On being informed

twitter-iconfacebook-iconlinkedin-iconmail-iconprint-icon
Search supported by

This month I look at a determination by the pensions ombudsman not to uphold a complaint that the company, trustee and administrator of a pension scheme should have informed a prospective member of an annual allowance charge arising from an enhancement to his pension.

The applicant, Mr Ramsey, was an employee of Normalair-Garrett Limited and a member of its defined benefit Westland Staff Pension Scheme. In 1998, Normalair-Garrett Limited was acquired by AlliedSignal Limited, which offered transferring employees membership of a defined contribution scheme for future service. AlliedSignal Limited was acquired by Honeywell in 2000, at which time this defined contribution scheme became part of the Honeywell retirement plan.

Mr Ramsey accrued benefits in the HRP from 1998, when he ceased to accrue benefits under the Westland scheme, until the date he left the company. The company agreed to top up an HRP member’s benefits to the level he would have received if he had continued to accrue benefits under the Westland scheme. Further, when employees entitled to the special arrangement left the company and the benefits accrued under the HRP were lower than those they could have accrued under the Westland scheme, they were given the option to transfer their benefits to the Honeywell pension scheme, through which the enhanced pension would be provided.

Mr Ramsey elected to participate in the special arrangement in May 2011. On 6 April 2011, the annual allowance against which an individual’s pension savings are tested was reduced from £255,000 to £50,000. On 13 December 2012, the trustee of the scheme wrote to Mr Ramsey informing him that the benefits granted through the special arrangement had triggered an annual allowance tax charge of £7,553.43. The letter stated that the trustee and the company only confirmed with HMRC in late 2012 that there would definitely be an annual allowance charge.

The applicant claimed that the trustee and administrator had a duty to keep him “in an informed position” about the special arrangement. He therefore argued that he should have been informed of the detrimental tax implications relating to the special arrangement. The company denied such a duty existed, since the tax charge was a personal obligation. The trustee claimed that they had no obligation to Mr Ramsey, since he was not a member of the scheme at that time. The trustee had discharged its obligation to inform him of the amount of annual allowance he had used up. The administrator stated that it had no duty to inform him that he may be subject to an annual allowance charge if he elected to participate in the special arrangement.

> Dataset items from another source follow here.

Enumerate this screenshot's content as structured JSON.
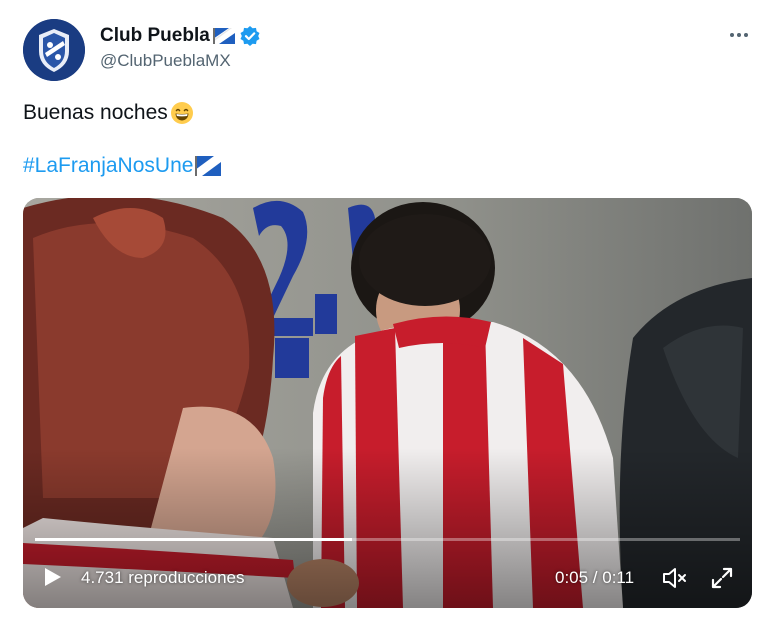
{
  "tweet": {
    "display_name": "Club Puebla",
    "handle": "@ClubPueblaMX",
    "text": "Buenas noches",
    "hashtag": "#LaFranjaNosUne",
    "icons": {
      "avatar": "club-puebla-crest",
      "name_flag": "puebla-stripe-flag-icon",
      "verified": "verified-badge-icon",
      "emoji": "grinning-face-emoji",
      "hashtag_flag": "puebla-stripe-flag-icon",
      "more": "more-dots-icon"
    },
    "colors": {
      "link": "#1d9bf0",
      "verified": "#1d9bf0",
      "secondary_text": "#536471"
    }
  },
  "video": {
    "views": "4.731 reproducciones",
    "time": "0:05 / 0:11",
    "progress_fraction": 0.45,
    "icons": {
      "play": "play-icon",
      "mute": "muted-speaker-icon",
      "fullscreen": "fullscreen-icon"
    }
  }
}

The ombudsman’s decision was that the complaint should not be upheld. None of the parties had a legal obligation to inform Mr Ramsey that the special arrangement could incur a personal tax charge. The common law authorities are clear on this point. The company’s duty extended only to providing information to the administrator to assist them in producing a pension saving statement. This duty was met by the provision of such a statement. Also, the trustee’s duty to act in the best interests of members/beneficiaries was not breached by the failure to warn Mr Ramsey of the potential tax charge. This was because Mr Ramsey was not a member of the scheme when he entered into the special arrangement.

The ombudsman also suggested it is likely that Mr Ramsey would have chosen the special arrangement even if he had been told about the tax liability consequences of doing so. The ombudsman did not recognise the relevance of the company’s human resources team failing to process Mr Ramsey’s retirement request earlier on the basis that they were too busy to do so. Also, the letter from the administrator dated 11 May 2011, enclosing the retirement estimate, included a statement clarifying that this did not constitute advice from the trustee and suggested contacting an independent financial adviser.

The ombudsman’s rejection of there being a duty to inform Mr Ramsey of the impact of the special arrangement on his personal tax liability will be of some comfort to employers, trustees and administrators. However, it should be noted that the duty of the trustees was rejected by the ombudsman because Mr Ramsey was not a member of the scheme at the relevant time. Therefore, it is conceivable that such a duty may be argued to exist where that nuance does not apply.